Supporting Your Partner Through Cervical Cancer
Coping with the emotional fallout of a cervical cancer diagnosis can be heavy for a relationship. Facing your partner's diagnosis can cause you to run the gamut of wild thoughts and emotions. Feelings of fear, helplessness, anger and sorrow are likely to be frequent uninvited guests for you and your partner for some time.
The best way to emotionally manage the diagnosis, treatment and recovery of a partner's cervical cancer is to establish a mutual support system. Here's how you can support her—and, crucially, how you can support each other—so the two of you come out the other side of treatment stronger than ever.
Be honest
While the primary focus right now is your partner's health, you're still going to be dealing with your own tsunami of emotions.
And that's OK.
A big mistake many people make when a loved one is diagnosed with cancer is thinking they have to turn off their feelings, stoically stand by and "be strong." What your partner needs from you right now more than ever is the steady support and love you've always given her. Similarly, if you're feeling particularly overwhelmed during this difficult time, be honest with your partner. If your partner can't handle supporting you right now, look to loved ones or support groups for help. Transparency and honesty from both of you can confirm your bond.
Remember, too, if your partner needs you to occasionally step aside so they can spend time with someone else in their support network (parents, siblings, friends), it's not a poor reflection on you. We all have our interpersonal strengths, and we all fill different needs for one another at various moments. What's important is being honest with one another about what you need at that time.
Define your role
A cancer diagnosis is going to cause a huge upheaval in your lives. Even as you come together to work through a difficult time, be cognizant that this moment marks an epochal shift between the two of you and the structure of your relationship.
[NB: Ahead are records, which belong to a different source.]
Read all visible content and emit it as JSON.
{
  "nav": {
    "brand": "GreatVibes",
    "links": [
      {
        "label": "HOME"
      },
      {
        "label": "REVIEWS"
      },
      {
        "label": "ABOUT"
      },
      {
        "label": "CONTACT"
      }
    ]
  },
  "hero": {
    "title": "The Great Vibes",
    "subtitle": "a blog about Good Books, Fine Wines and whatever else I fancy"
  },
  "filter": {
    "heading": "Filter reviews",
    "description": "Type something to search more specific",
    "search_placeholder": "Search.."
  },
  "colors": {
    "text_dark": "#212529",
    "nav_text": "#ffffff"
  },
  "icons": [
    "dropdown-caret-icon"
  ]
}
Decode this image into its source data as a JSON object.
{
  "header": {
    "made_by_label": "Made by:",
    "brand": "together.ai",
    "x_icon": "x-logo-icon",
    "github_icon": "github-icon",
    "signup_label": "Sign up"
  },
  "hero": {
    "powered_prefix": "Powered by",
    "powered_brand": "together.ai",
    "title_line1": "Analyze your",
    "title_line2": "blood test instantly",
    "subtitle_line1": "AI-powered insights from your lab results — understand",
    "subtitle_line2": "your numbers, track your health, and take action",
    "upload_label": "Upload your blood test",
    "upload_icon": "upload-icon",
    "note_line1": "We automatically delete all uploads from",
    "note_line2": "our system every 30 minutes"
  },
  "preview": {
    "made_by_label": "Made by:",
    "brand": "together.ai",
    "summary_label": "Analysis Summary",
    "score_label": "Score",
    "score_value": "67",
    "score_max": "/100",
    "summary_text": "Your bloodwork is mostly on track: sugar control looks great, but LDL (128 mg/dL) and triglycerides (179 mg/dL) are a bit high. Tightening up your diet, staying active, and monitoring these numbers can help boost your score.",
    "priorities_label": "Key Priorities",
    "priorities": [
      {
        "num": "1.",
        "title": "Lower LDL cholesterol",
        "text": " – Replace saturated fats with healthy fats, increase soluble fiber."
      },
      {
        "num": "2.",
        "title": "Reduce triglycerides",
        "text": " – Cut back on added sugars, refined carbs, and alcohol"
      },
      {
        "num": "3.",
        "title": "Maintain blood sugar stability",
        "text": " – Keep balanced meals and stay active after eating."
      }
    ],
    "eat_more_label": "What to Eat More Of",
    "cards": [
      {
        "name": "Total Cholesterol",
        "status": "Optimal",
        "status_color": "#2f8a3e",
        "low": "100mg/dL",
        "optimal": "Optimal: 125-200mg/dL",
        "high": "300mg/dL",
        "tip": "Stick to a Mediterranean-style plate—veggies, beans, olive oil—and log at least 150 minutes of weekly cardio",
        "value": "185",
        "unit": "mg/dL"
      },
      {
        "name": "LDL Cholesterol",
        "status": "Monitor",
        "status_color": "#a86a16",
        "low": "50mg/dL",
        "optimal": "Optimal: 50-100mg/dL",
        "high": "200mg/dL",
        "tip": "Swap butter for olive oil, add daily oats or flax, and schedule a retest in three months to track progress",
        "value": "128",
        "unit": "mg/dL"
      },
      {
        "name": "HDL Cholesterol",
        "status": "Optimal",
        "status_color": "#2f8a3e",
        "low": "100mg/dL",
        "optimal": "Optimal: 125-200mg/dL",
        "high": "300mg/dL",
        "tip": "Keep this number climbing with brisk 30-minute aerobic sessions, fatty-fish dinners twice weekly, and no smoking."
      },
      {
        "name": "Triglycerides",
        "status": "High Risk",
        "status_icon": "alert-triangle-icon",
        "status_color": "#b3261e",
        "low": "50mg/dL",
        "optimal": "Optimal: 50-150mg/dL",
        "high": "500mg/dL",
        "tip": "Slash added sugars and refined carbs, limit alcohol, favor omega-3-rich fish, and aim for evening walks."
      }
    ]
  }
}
Make a plan with your partner so you have an idea of what she expects from you during this process. Having an idea of your role and what ways your partner expects support is necessary to define at the outset of a diagnosis. Check in with each other throughout treatment to ensure your support is still meeting her needs. Change is sometimes uncomfortable and frightening, but it can also lead to new levels of intimacy and trust. Facing the future with eyes wide open, together, is a huge first step.
Discuss potential fertility loss
Be aware that depending on your partner's cancer progression, she could be facing treatments ranging from radiation therapy and chemotherapy to hysterectomy, which results in infertility.
You need to spend some time together talking over what the future might hold for each of you as individuals and as a couple—as well as your family plans. If having children is one of your goals, you may want to discuss freezing eggs or embryos with her doctor. You should be mindful that grappling with infertility, even if you already have children, can be a challenge.
Talk about sex
A cervical cancer diagnosis and treatment can affect a woman's libido and overall experience with sex. Approaching sex post-surgery can be especially troublesome. The surgery will result in changes to the vagina's anatomy and function, which can cause either or both partners difficulties with sex.
One study published in the New England Journal of Medicine found women who had undergone cervical cancer treatment experienced insufficient vaginal lubrication, a shorter vagina, loss of vaginal elasticity, dyspareunia or painful intercourse and distress about vaginal changes significantly more than the control group.
These and other issues can also affect your partner's feelings about sex, as well as her overall physical sensation during intercourse. It's a good idea for both of you together to speak with your doctor about what sexual changes you might expect post-surgery, and perhaps seek a sex therapist as well.
Stronger together
Cervical cancer is a devastating diagnosis for anyone to handle, alone or with a partner. But having a clear understanding of how you can support your partner throughout the process can help strengthen your relationship despite the adversity. Taking the treatment process one day at a time as a united front can make the best of a bad situation.